‘Mini’ Federal Budget should provide more hope for the real estate industry

It seems the Real Estates world is not coming to an end.

Have a read below on the reasons why we are not seeing a property Armageddon.

Confidence in some sectors of the real estate market has taken a hit due to the recent setbacks in the fight against coronavirus – but there are promising signs for safe navigation through more economic turbulence.


The Federal Treasurer Josh Frydenberg prepares to hand down his ‘mini’ Budget for 2020-21 on Thursday, with the national economy again under siege due to the resurgence of COVID-19 in Australia’s two major cities Sydney and Melbourne.


THE END IS NOT COMING SOON
Thus far, property prices across the country have remained relatively stable during the pandemic, in stark contrast to the doomsday scenarios of a 30 per cent crash.
End of the year and the extension of the JobKeeper and JobSeeker programs beyond September have avoided fears of fiscal cliff.
This will ensure more of a soft landing when government support programs do come to an end.
That timeline means that the real estate market should be able to enter the beginning of 2021 with buyers and sellers having a better idea of what lies ahead.
“The budget will be critical in supporting the incomes, well-being and confidence of Aussies adversely impacted by pandemic shutdowns,” CommSec chief economist Craig James said.

Widespread mortgage stress unlikely

Due to record-low interest rates and banks putting mortgage repayments on hold, there is unlikely to be a large-scale sell-off of property by financially challenged owners, both residential and commercial.


In the shorter term as least, also with the propping up of household incomes by the government, owners who might be in a difficult position can sit on their hands, wait and hope for calmer weather.


Tax breaks cut through trouble

By some predictions, 10 per cent of small and medium business could go under due to the second spike in coronavirus infections that have been greeted by lockdown in Melbourne, fear in Sydney and concern in the rest of the country.


If that proves to be correct, it could result in a slump in the commercial property sector, that would hit some owners and investors hard.


However further government stimulus packages, such as HomeBuilder, could alleviate this and enable the real estate sector and others to bounce back as the economy picks up pace.

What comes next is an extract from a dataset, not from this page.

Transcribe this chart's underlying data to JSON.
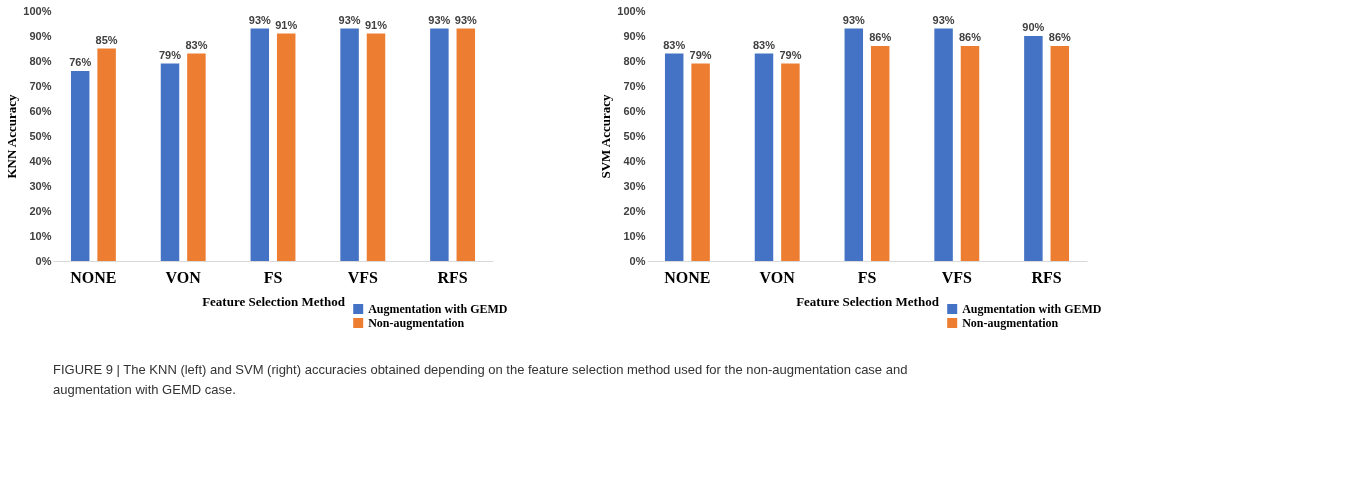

The government has mooted bringing forward tax cuts it was due to introduce in 2022, which would also give more people money to spend and stimulate greater economic activity.


The near-record lack of real estate stock coming up for sale is another factor that will likely ensure home prices don’t crash.


Over the last quarter, prices across our combined capitals cities fell by just 1.1 per cent, despite record levels of unemployment and the economy slipping into recession for the first time in three decades. In regional home prices, they grew by 0.3 per cent over the same period.


Due to the health situation, spring may not witness a return to renewed economic activity and a spike in real estate transactions. However, it also won’t likely witness many bargain buys for savvy sellers.


Investors have retreated from the market but their places have been filled by first home buyers whose bottom lines have been boosted by stimulus packages such as the First Home Loan Deposit Scheme and encouraged by record low-interest rates set to remain in place for years.


Seachangers and tree changers whose outlook on life has been reset by the COVID-19 pandemic have boosted demand in regional markets.


“We are selling whatever we are getting,” First National CEO Ray Ellis said.
“In regional Victoria and outer Melbourne we have been recording some of our best results ever and I can repeat that story around Australia. It’s not boom times everywhere some inner suburbs of Sydney are doing it a bit tough. But it’s not doom and gloom either.”